Jews in Minsk were among the first in Eastern Europe to organize resistance against Nazi rule. In August 1941, less than two months after the German invasion of the Soviet Union, activists within the newly formed ghetto established an underground group. Its members forged documents, set up a radio receiver, and aided the emerging Soviet resistance in the area.
One ghetto inmate who joined the Soviet partisans was Masha Bruskina, a 17 year-old Jewish woman who had escaped to the “Aryan” side of the city. As a member of a resistance group led by Kirill Trus and Volodya Sherbateyvich, she worked at a hospital, helping wounded Soviet prisoners of war escape to the forests by smuggling in civilian clothing, medicine, and a camera to make false identity papers.

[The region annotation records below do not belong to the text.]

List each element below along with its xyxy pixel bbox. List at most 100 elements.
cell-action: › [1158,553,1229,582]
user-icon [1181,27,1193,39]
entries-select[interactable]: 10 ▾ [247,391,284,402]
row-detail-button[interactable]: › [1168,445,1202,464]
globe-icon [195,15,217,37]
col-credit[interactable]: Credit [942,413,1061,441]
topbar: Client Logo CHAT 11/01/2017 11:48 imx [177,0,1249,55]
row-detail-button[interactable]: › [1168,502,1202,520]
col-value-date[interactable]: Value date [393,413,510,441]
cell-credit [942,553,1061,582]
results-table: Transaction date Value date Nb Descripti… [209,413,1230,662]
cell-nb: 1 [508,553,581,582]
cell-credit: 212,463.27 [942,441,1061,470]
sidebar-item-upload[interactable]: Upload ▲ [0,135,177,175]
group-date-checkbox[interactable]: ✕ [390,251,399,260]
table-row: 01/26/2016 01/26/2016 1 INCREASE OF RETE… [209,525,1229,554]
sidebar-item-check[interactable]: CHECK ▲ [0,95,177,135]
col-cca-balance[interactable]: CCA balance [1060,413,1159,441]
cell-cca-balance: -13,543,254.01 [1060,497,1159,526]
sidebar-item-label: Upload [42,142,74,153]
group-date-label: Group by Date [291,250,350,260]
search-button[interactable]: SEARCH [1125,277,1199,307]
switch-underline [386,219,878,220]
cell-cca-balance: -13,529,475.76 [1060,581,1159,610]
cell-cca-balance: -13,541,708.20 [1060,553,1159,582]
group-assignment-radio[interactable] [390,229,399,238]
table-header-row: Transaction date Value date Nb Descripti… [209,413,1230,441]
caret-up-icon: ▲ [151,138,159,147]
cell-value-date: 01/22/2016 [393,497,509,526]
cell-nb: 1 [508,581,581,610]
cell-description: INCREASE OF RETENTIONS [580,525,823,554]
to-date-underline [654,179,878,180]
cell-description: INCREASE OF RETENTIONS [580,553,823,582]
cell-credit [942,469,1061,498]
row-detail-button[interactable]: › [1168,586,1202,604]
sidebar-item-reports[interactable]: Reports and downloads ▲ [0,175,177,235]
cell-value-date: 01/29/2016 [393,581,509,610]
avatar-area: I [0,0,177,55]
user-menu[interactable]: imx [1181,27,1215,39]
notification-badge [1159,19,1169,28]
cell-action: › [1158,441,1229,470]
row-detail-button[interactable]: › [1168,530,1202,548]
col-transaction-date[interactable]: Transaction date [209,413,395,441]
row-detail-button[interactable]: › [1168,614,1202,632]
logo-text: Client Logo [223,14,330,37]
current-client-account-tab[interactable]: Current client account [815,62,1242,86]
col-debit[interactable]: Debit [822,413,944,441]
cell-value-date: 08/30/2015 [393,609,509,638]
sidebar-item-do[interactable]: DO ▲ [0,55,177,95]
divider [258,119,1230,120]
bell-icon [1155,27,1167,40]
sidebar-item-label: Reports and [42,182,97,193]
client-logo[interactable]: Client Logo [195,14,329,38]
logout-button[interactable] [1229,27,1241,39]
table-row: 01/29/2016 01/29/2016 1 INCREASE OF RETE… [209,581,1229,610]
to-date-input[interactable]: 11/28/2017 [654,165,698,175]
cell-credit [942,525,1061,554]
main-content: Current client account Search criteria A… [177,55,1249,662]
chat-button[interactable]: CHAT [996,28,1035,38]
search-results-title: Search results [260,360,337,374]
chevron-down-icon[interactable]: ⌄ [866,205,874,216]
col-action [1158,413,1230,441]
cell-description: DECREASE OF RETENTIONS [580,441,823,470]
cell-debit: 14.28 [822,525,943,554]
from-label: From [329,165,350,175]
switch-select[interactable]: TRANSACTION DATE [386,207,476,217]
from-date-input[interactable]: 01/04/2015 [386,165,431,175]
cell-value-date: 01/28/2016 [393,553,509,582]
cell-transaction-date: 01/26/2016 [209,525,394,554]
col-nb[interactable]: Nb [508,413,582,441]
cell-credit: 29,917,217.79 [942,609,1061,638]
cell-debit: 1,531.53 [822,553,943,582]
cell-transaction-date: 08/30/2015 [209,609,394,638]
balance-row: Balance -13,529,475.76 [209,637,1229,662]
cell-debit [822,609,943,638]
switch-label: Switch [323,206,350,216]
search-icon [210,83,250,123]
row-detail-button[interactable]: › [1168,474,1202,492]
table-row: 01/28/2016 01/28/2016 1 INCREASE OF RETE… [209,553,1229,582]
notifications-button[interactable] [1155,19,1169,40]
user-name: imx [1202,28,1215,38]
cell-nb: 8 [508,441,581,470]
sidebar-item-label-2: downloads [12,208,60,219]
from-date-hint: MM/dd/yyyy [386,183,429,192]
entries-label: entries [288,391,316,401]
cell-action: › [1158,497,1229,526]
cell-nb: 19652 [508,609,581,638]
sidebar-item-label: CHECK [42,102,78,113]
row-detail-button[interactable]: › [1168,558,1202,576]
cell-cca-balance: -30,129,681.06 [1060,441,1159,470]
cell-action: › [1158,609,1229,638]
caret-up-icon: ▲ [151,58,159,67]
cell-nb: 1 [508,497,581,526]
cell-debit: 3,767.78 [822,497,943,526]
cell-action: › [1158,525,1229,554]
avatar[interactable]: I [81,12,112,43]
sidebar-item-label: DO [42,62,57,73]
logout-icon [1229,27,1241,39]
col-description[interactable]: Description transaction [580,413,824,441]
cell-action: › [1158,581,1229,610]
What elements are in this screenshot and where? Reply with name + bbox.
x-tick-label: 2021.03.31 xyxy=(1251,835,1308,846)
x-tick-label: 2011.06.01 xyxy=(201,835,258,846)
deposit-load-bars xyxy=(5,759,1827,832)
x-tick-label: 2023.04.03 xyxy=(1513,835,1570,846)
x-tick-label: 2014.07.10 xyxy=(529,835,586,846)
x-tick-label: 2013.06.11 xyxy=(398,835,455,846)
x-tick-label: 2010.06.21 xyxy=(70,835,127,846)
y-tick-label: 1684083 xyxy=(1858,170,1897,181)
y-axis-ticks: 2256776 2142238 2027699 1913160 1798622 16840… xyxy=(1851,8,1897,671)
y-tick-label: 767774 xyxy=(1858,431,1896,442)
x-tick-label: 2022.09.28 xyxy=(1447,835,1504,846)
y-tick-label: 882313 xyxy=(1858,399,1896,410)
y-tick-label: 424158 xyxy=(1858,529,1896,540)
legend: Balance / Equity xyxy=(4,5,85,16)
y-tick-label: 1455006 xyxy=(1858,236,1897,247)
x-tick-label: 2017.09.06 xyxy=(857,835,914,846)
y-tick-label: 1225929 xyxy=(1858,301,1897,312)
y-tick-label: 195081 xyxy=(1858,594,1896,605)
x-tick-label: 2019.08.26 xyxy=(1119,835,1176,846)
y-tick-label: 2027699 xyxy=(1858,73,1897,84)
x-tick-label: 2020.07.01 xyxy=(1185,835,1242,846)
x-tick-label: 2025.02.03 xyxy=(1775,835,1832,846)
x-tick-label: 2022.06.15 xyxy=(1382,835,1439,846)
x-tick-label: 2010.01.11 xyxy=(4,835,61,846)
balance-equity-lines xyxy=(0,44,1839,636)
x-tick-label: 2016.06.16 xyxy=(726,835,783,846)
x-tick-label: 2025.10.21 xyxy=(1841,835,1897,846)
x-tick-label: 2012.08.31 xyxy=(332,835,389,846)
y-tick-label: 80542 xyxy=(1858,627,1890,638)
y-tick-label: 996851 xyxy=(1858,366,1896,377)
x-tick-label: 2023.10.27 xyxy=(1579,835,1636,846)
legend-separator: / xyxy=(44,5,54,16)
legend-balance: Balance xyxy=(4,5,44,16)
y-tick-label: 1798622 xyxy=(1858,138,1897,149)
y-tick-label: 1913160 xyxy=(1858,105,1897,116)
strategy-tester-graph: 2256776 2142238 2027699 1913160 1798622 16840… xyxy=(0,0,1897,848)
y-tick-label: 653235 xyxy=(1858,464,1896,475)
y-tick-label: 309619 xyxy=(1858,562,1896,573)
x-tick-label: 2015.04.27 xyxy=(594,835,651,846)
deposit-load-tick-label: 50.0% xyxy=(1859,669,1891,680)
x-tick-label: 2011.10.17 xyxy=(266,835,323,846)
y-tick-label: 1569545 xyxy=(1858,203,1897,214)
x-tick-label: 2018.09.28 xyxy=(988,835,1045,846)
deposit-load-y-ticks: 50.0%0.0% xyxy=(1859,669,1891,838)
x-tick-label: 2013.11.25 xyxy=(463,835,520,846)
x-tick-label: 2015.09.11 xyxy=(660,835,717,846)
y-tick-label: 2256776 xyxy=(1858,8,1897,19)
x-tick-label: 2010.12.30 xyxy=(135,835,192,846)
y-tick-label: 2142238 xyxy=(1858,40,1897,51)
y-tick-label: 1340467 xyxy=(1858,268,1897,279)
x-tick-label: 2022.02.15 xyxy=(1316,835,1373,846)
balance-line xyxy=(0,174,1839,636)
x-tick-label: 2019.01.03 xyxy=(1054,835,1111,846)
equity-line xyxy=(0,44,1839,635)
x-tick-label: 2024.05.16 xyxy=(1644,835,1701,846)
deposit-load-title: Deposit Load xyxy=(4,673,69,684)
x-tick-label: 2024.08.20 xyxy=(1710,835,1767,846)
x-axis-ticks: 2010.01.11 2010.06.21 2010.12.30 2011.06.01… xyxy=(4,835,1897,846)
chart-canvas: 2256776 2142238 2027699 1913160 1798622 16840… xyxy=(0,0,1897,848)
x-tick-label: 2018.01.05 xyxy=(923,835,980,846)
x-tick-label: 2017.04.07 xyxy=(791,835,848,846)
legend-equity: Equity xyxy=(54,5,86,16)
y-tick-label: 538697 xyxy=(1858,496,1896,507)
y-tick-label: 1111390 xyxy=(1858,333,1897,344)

Informed of these activities, German authorities arrested some members of the group in mid-October 1941. Bruskina was brutally beaten and tortured in prison, yet she revealed nothing to her captors. In a note smuggled to her mother, she wrote, “I am tormented by the thought that I have caused you great worry. Don’t worry. Nothing bad has happened to me. I swear to you that you will have no further unpleasantness because of me.”
Despite these assurances, Bruskina was well aware of the fate that German authorities had planned for her. In a note to a friend, she remarked, “In any case, there is no chance I’ll die of starvation.”
On October 26, 1941, the Germans staged a public execution of the captured Minsk partisans. With a placard announcing that “We are partisans and have shot at German soldiers” hanging around her neck, Bruskina, along with Kirill Trus and 16 year-old Volodya Sherbateyvich, was paraded through the city streets and publicly hanged. Their bodies were left on the scaffold for three days as a warning to the populace.
After the war, Soviet and Belorussian authorities officially recognized Bruskina’s two non-Jewish comrades, yet her identity was listed as unknown. To this day, her name and Jewish identity are still denied in her homeland, despite the overwhelming evidence provided by her relatives, friends, and scholars.